Rachel Davies ("Rahel o Fôn"; born Rachel Evans Paynter; August 25, 1846 – November 29, 1915) was a Welsh-born lecturer and evangelist preacher who emigrated to the United States. She was the first woman minister ordained in the state of Wisconsin. Rahel o Fôn is the Welsh Bardic name for "Rachel of Anglesey".

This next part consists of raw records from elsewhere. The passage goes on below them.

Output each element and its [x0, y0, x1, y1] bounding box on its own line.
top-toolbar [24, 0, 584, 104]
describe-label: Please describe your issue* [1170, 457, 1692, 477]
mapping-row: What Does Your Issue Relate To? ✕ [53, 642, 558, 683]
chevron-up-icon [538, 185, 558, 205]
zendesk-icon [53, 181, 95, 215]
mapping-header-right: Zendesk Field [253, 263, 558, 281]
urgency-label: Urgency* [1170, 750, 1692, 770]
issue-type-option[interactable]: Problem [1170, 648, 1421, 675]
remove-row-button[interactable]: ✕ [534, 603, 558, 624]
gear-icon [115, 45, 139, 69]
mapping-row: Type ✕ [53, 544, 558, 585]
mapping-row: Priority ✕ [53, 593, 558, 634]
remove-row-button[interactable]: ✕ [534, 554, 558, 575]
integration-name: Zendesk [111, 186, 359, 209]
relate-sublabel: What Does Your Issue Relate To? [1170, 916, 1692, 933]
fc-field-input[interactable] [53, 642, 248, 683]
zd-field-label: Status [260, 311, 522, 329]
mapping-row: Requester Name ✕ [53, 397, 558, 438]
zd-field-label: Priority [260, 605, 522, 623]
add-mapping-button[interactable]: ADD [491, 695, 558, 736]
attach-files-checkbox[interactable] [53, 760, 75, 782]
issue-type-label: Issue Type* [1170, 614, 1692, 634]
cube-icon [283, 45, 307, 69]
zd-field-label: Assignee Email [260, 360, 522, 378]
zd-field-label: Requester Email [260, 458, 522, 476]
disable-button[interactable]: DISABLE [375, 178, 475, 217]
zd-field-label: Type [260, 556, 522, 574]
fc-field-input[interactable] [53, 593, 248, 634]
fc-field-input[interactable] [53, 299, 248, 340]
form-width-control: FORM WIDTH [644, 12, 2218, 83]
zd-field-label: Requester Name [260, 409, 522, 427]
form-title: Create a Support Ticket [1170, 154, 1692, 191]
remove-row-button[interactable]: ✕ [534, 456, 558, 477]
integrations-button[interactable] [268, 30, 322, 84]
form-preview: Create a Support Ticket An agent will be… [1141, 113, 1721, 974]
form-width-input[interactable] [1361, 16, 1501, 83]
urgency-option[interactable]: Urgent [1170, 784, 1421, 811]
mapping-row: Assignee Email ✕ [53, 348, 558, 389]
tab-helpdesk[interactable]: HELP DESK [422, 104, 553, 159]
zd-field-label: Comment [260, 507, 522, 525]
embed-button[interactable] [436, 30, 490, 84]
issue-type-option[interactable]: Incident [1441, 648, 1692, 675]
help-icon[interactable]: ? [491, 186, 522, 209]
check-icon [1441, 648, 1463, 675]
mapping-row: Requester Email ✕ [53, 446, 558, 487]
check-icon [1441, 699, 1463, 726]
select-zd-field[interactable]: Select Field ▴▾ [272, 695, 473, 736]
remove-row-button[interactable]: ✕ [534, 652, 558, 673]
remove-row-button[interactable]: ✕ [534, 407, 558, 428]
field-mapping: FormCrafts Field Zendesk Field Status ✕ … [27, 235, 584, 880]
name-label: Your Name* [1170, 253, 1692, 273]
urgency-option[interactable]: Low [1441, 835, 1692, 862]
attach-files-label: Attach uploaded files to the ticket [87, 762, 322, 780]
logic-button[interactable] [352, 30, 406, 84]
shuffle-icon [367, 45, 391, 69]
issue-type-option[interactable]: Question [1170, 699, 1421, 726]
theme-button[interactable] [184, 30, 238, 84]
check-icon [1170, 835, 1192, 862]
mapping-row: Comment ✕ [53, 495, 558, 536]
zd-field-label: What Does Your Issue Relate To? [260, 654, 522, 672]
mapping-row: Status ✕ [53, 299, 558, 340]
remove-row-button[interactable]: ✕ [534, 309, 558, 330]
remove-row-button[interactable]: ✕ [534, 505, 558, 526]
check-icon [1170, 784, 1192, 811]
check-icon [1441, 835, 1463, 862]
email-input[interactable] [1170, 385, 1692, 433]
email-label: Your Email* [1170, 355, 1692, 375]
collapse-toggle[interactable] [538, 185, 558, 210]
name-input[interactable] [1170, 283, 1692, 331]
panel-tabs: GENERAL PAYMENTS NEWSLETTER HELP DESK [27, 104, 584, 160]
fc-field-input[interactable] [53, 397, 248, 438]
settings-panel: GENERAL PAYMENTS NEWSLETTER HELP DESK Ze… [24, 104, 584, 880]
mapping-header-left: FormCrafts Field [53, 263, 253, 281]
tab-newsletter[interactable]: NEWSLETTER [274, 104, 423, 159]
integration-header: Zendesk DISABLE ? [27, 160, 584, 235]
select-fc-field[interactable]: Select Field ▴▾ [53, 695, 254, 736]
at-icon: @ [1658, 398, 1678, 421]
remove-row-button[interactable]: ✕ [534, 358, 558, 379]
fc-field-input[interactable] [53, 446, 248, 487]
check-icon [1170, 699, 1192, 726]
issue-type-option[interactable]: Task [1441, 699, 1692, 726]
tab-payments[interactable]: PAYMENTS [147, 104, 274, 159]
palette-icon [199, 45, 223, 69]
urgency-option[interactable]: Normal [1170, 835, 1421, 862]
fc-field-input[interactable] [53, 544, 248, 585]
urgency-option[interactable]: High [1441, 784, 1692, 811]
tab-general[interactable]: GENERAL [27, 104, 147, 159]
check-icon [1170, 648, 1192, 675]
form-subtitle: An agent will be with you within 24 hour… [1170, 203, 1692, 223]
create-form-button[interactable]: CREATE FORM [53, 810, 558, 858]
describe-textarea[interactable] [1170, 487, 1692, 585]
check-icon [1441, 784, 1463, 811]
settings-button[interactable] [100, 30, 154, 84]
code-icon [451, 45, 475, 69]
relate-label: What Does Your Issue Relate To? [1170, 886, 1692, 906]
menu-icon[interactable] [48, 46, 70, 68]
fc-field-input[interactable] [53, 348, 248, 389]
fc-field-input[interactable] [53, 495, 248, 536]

She started preaching with the Baptists at the age of 20. She was later invited on a preaching tour of the United States and when living in Ixonia, Wisconsin, she joined the Calvinistic Methodists. While in Wisconsin, she met and married Edward Davies, a prosperous wagonmaker who had emigrated to Watertown, Wisconsin, from Tregaron, Wales. After her husband died, she was ordained a minister at the age of 44, and carried on preaching all her life.

She returned to Wales for a period and lived at her sister's home Cefn Derwen, Anglesey across from Caernarfon Castle. At one time she gave some assistance to David Lloyd George in his electoral campaign.

She died November 29, 1915, in Washington, D.C., at her son's home and was buried in Oak Hill Cemetery at Watertown, Wisconsin. A 50 ft stained glass window given in her memory by her son, Joseph E. Davies, can be seen at the Washington National Cathedral.

==Culture==
A theatrical play about her life, Rahel o Fôn. was written by Emily Sprague Wurl. It won first prize in the Wisconsin Centennial Playwriting Contest in 1948.

==Family==
She was born as Rachel Evans Paynter, the daughter of William Cox Paynter, and his wife Jane Mary Williams of Llanfihangel-y-pennant, Caerns. She married in the United States to Edward Davies, a native of Cardiganshire. Her son, Joseph Edward Davies, was the second Ambassador to represent the United States in the Soviet Union as well as U.S. Ambassador to Belgium before World War II.